Örneğin, Bağımlı Kişilik Bozukluğu olan bir birey, arkadaşlarıyla sürekli olarak birlikte olma ihtiyacı duyabilir ve yalnız kaldığında anksiyete hissedebilir. Bu nedenle, sürekli olarak başkalarının etrafında olmak için büyük çaba sarf eder ve yalnız kalma korkusuyla başa çıkmaya çalışır.
Genel olarak, Bağımlı Kişilik Bozukluğu olan insanlar karamsar bir bakış açısına sahiptirler ve olumsuz senaryoları beklerler. Olumsuz sonuçların gerçekleşeceğine inanırlar ve genellikle en kötüsünü beklerler.

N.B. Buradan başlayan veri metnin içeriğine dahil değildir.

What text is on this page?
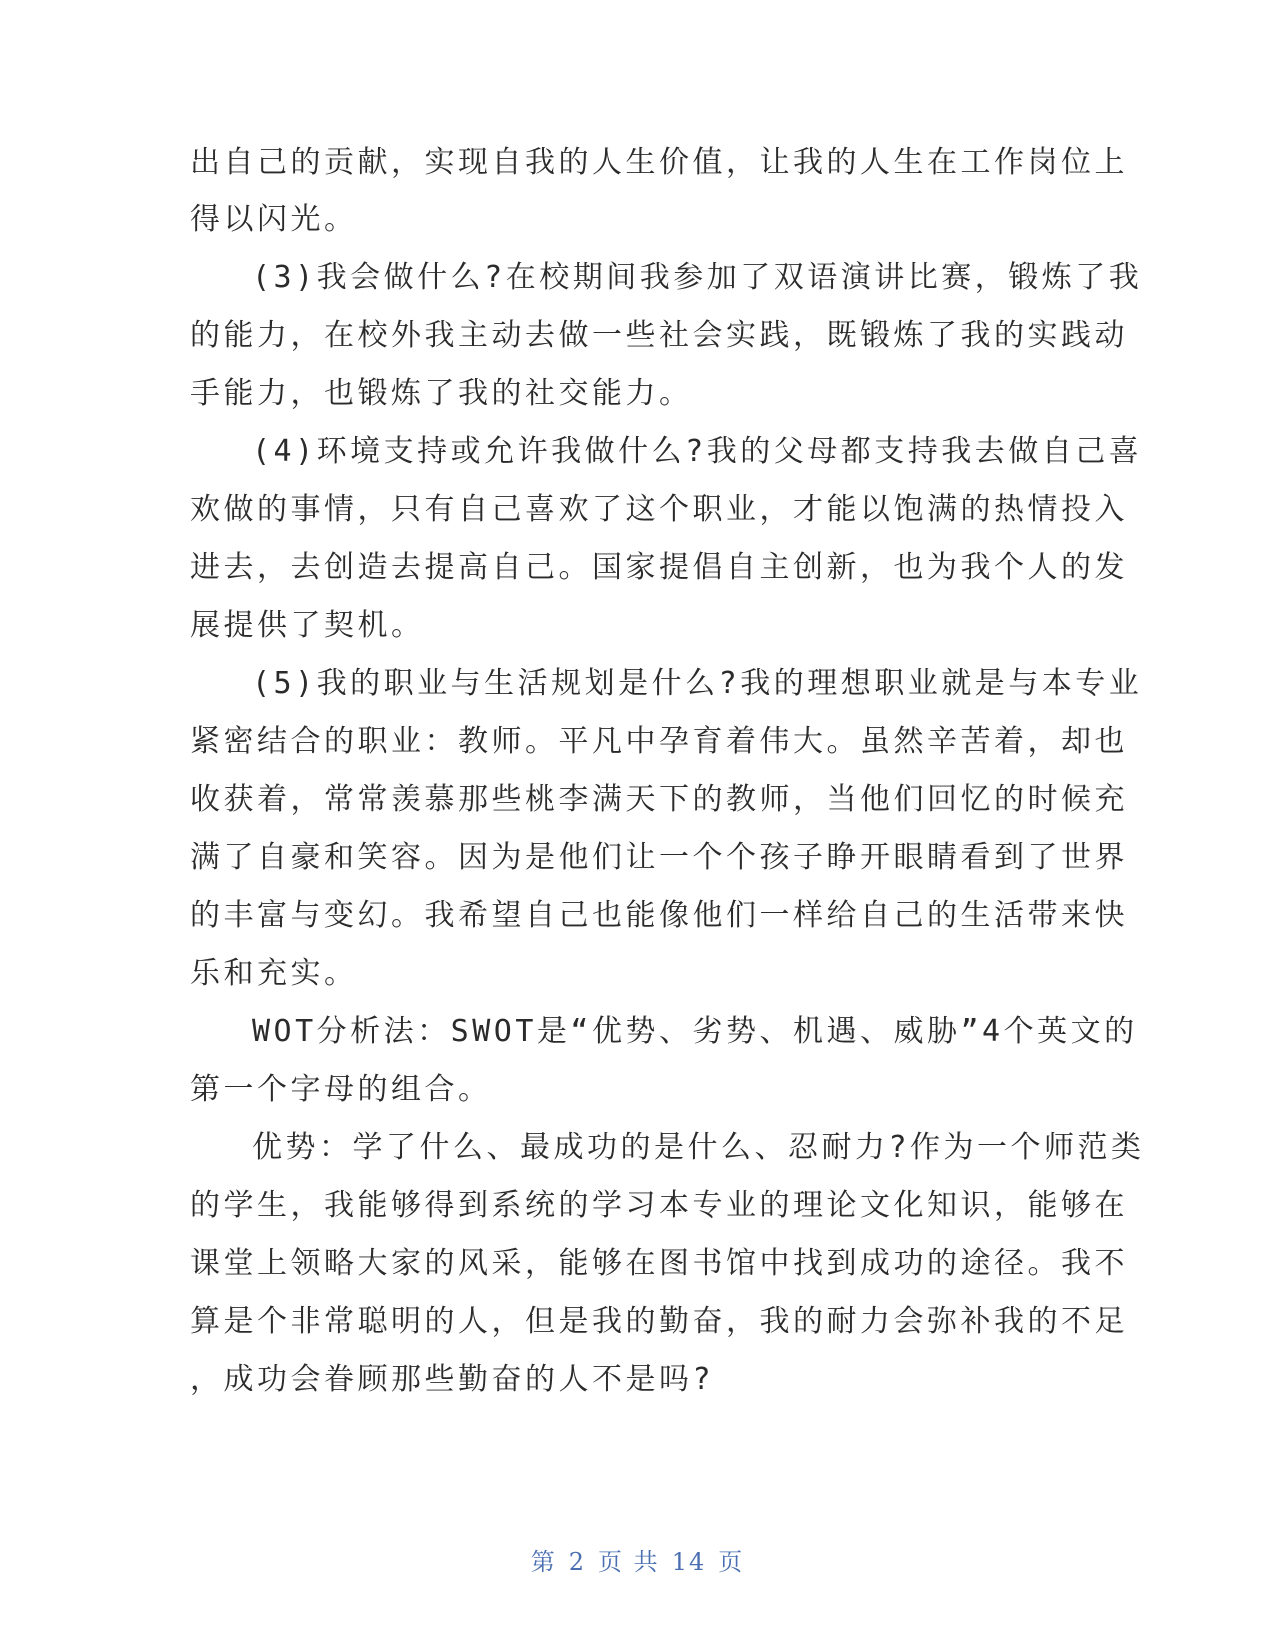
出自己的贡献，实现自我的人生价值，让我的人生在工作岗位上
得以闪光。
(3)我会做什么?在校期间我参加了双语演讲比赛，锻炼了我
的能力，在校外我主动去做一些社会实践，既锻炼了我的实践动
手能力，也锻炼了我的社交能力。
(4)环境支持或允许我做什么?我的父母都支持我去做自己喜
欢做的事情，只有自己喜欢了这个职业，才能以饱满的热情投入
进去，去创造去提高自己。国家提倡自主创新，也为我个人的发
展提供了契机。
(5)我的职业与生活规划是什么?我的理想职业就是与本专业
紧密结合的职业：教师。平凡中孕育着伟大。虽然辛苦着，却也
收获着，常常羡慕那些桃李满天下的教师，当他们回忆的时候充
满了自豪和笑容。因为是他们让一个个孩子睁开眼睛看到了世界
的丰富与变幻。我希望自己也能像他们一样给自己的生活带来快
乐和充实。
WOT分析法：SWOT是“优势、劣势、机遇、威胁”4个英文的
第一个字母的组合。
优势：学了什么、最成功的是什么、忍耐力?作为一个师范类
的学生，我能够得到系统的学习本专业的理论文化知识，能够在
课堂上领略大家的风采，能够在图书馆中找到成功的途径。我不
算是个非常聪明的人，但是我的勤奋，我的耐力会弥补我的不足
，成功会眷顾那些勤奋的人不是吗?
第 2 页 共 14 页
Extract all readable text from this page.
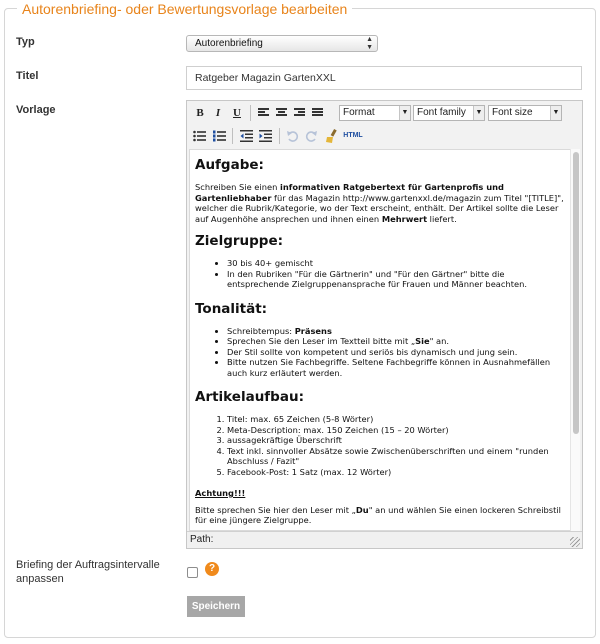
Autorenbriefing- oder Bewertungsvorlage bearbeiten
Typ	Autorenbriefing	▲
▼
Titel	Ratgeber Magazin GartenXXL
Vorlage	B	I	U	Format	▼ Font family	▼ Font size	▼
HTML
Aufgabe:

Schreiben Sie einen informativen Ratgebertext für Gartenprofis und Gartenliebhaber für das Magazin http://www.gartenxxl.de/magazin zum Titel "[TITLE]", welcher die Rubrik/Kategorie, wo der Text erscheint, enthält. Der Artikel sollte die Leser auf Augenhöhe ansprechen und ihnen einen Mehrwert liefert.

Zielgruppe:
• 30 bis 40+ gemischt
• In den Rubriken "Für die Gärtnerin" und "Für den Gärtner" bitte die entsprechende Zielgruppenansprache für Frauen und Männer beachten.
Tonalität:
• Schreibtempus: Präsens
• Sprechen Sie den Leser im Textteil bitte mit „Sie" an.
• Der Stil sollte von kompetent und seriös bis dynamisch und jung sein.
• Bitte nutzen Sie Fachbegriffe. Seltene Fachbegriffe können in Ausnahmefällen auch kurz erläutert werden.
Artikelaufbau:
1. Titel: max. 65 Zeichen (5-8 Wörter)
2. Meta-Description: max. 150 Zeichen (15 – 20 Wörter)
3. aussagekräftige Überschrift
4. Text inkl. sinnvoller Absätze sowie Zwischenüberschriften und einem "runden Abschluss / Fazit"
5. Facebook-Post: 1 Satz (max. 12 Wörter)

Achtung!!!

Bitte sprechen Sie hier den Leser mit „Du" an und wählen Sie einen lockeren Schreibstil für eine jüngere Zielgruppe.

Path:
Briefing der Auftragsintervalle
anpassen
?
Speichern
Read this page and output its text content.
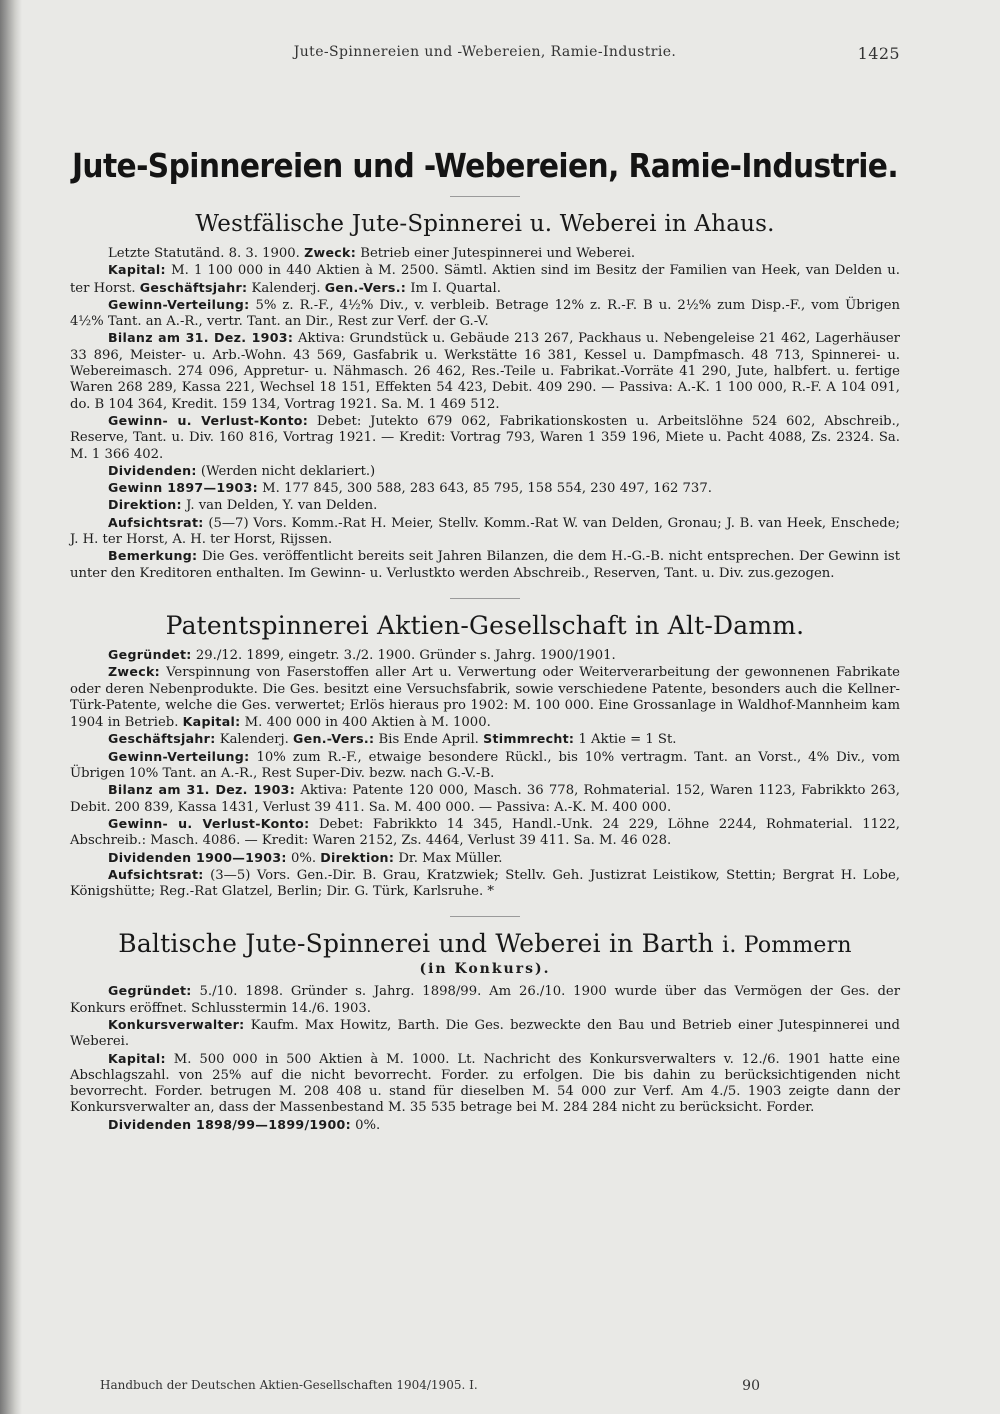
Jute-Spinnereien und -Webereien, Ramie-Industrie.	1425
Jute-Spinnereien und -Webereien, Ramie-Industrie.
Westfälische Jute-Spinnerei u. Weberei in Ahaus.

Letzte Statutänd. 8. 3. 1900. Zweck: Betrieb einer Jutespinnerei und Weberei.

Kapital: M. 1 100 000 in 440 Aktien à M. 2500. Sämtl. Aktien sind im Besitz der Familien van Heek, van Delden u. ter Horst. Geschäftsjahr: Kalenderj. Gen.-Vers.: Im I. Quartal.

Gewinn-Verteilung: 5% z. R.-F., 4½% Div., v. verbleib. Betrage 12% z. R.-F. B u. 2½% zum Disp.-F., vom Übrigen 4½% Tant. an A.-R., vertr. Tant. an Dir., Rest zur Verf. der G.-V.

Bilanz am 31. Dez. 1903: Aktiva: Grundstück u. Gebäude 213 267, Packhaus u. Nebengeleise 21 462, Lagerhäuser 33 896, Meister- u. Arb.-Wohn. 43 569, Gasfabrik u. Werkstätte 16 381, Kessel u. Dampfmasch. 48 713, Spinnerei- u. Webereimasch. 274 096, Appretur- u. Nähmasch. 26 462, Res.-Teile u. Fabrikat.-Vorräte 41 290, Jute, halbfert. u. fertige Waren 268 289, Kassa 221, Wechsel 18 151, Effekten 54 423, Debit. 409 290. — Passiva: A.-K. 1 100 000, R.-F. A 104 091, do. B 104 364, Kredit. 159 134, Vortrag 1921. Sa. M. 1 469 512.

Gewinn- u. Verlust-Konto: Debet: Jutekto 679 062, Fabrikationskosten u. Arbeitslöhne 524 602, Abschreib., Reserve, Tant. u. Div. 160 816, Vortrag 1921. — Kredit: Vortrag 793, Waren 1 359 196, Miete u. Pacht 4088, Zs. 2324. Sa. M. 1 366 402.

Dividenden: (Werden nicht deklariert.)

Gewinn 1897—1903: M. 177 845, 300 588, 283 643, 85 795, 158 554, 230 497, 162 737.

Direktion: J. van Delden, Y. van Delden.

Aufsichtsrat: (5—7) Vors. Komm.-Rat H. Meier, Stellv. Komm.-Rat W. van Delden, Gronau; J. B. van Heek, Enschede; J. H. ter Horst, A. H. ter Horst, Rijssen.

Bemerkung: Die Ges. veröffentlicht bereits seit Jahren Bilanzen, die dem H.-G.-B. nicht entsprechen. Der Gewinn ist unter den Kreditoren enthalten. Im Gewinn- u. Verlustkto werden Abschreib., Reserven, Tant. u. Div. zus.gezogen.

Patentspinnerei Aktien-Gesellschaft in Alt-Damm.

Gegründet: 29./12. 1899, eingetr. 3./2. 1900. Gründer s. Jahrg. 1900/1901.

Zweck: Verspinnung von Faserstoffen aller Art u. Verwertung oder Weiterverarbeitung der gewonnenen Fabrikate oder deren Nebenprodukte. Die Ges. besitzt eine Versuchsfabrik, sowie verschiedene Patente, besonders auch die Kellner-Türk-Patente, welche die Ges. verwertet; Erlös hieraus pro 1902: M. 100 000. Eine Grossanlage in Waldhof-Mannheim kam 1904 in Betrieb. Kapital: M. 400 000 in 400 Aktien à M. 1000.

Geschäftsjahr: Kalenderj. Gen.-Vers.: Bis Ende April. Stimmrecht: 1 Aktie = 1 St.

Gewinn-Verteilung: 10% zum R.-F., etwaige besondere Rückl., bis 10% vertragm. Tant. an Vorst., 4% Div., vom Übrigen 10% Tant. an A.-R., Rest Super-Div. bezw. nach G.-V.-B.

Bilanz am 31. Dez. 1903: Aktiva: Patente 120 000, Masch. 36 778, Rohmaterial. 152, Waren 1123, Fabrikkto 263, Debit. 200 839, Kassa 1431, Verlust 39 411. Sa. M. 400 000. — Passiva: A.-K. M. 400 000.

Gewinn- u. Verlust-Konto: Debet: Fabrikkto 14 345, Handl.-Unk. 24 229, Löhne 2244, Rohmaterial. 1122, Abschreib.: Masch. 4086. — Kredit: Waren 2152, Zs. 4464, Verlust 39 411. Sa. M. 46 028.

Dividenden 1900—1903: 0%. Direktion: Dr. Max Müller.

Aufsichtsrat: (3—5) Vors. Gen.-Dir. B. Grau, Kratzwiek; Stellv. Geh. Justizrat Leistikow, Stettin; Bergrat H. Lobe, Königshütte; Reg.-Rat Glatzel, Berlin; Dir. G. Türk, Karlsruhe. *

Baltische Jute-Spinnerei und Weberei in Barth i. Pommern
(in Konkurs).

Gegründet: 5./10. 1898. Gründer s. Jahrg. 1898/99. Am 26./10. 1900 wurde über das Vermögen der Ges. der Konkurs eröffnet. Schlusstermin 14./6. 1903.

Konkursverwalter: Kaufm. Max Howitz, Barth. Die Ges. bezweckte den Bau und Betrieb einer Jutespinnerei und Weberei.

Kapital: M. 500 000 in 500 Aktien à M. 1000. Lt. Nachricht des Konkursverwalters v. 12./6. 1901 hatte eine Abschlagszahl. von 25% auf die nicht bevorrecht. Forder. zu erfolgen. Die bis dahin zu berücksichtigenden nicht bevorrecht. Forder. betrugen M. 208 408 u. stand für dieselben M. 54 000 zur Verf. Am 4./5. 1903 zeigte dann der Konkursverwalter an, dass der Massenbestand M. 35 535 betrage bei M. 284 284 nicht zu berücksicht. Forder.

Dividenden 1898/99—1899/1900: 0%.

Handbuch der Deutschen Aktien-Gesellschaften 1904/1905. I.	90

Örneğin, bir iş görüşmesine giren bir Bağımlı Kişilik Bozukluğu olan birey, kendine güven eksikliği nedeniyle başarısız olacağına ve reddedileceğine inanabilir. Bu negatif inançlar, iş görüşmesine girmekten kaçınma veya kendini düşük performansa sokma gibi pasif davranışlara yol açabilir.
Bağımlı Kişilik Bozukluğu olan bireyler genellikle içe dönük bir yapıya sahiptirler ve eleştiriye veya reddedilmeye karşı daha hassastırlar. Bu nedenle, başkalarının beğenisini kazanma ve reddedilmeme garantisi altında olma çabası içinde olabilirler.
Örneğin, bir Bağımlı Kişilik Bozukluğu olan bir birey, eleştirildiğinde kendini savunmaya çalışmak yerine, eleştiriyi kabul etme eğilimindedir ve eleştiriye aşırı tepki verebilir. Aynı şekilde, bir ilişkide reddedilmekten korktuğu için sürekli olarak başkalarının ihtiyaçlarını öncelikli tutabilir ve kendi ihtiyaçlarını ihmal edebilir.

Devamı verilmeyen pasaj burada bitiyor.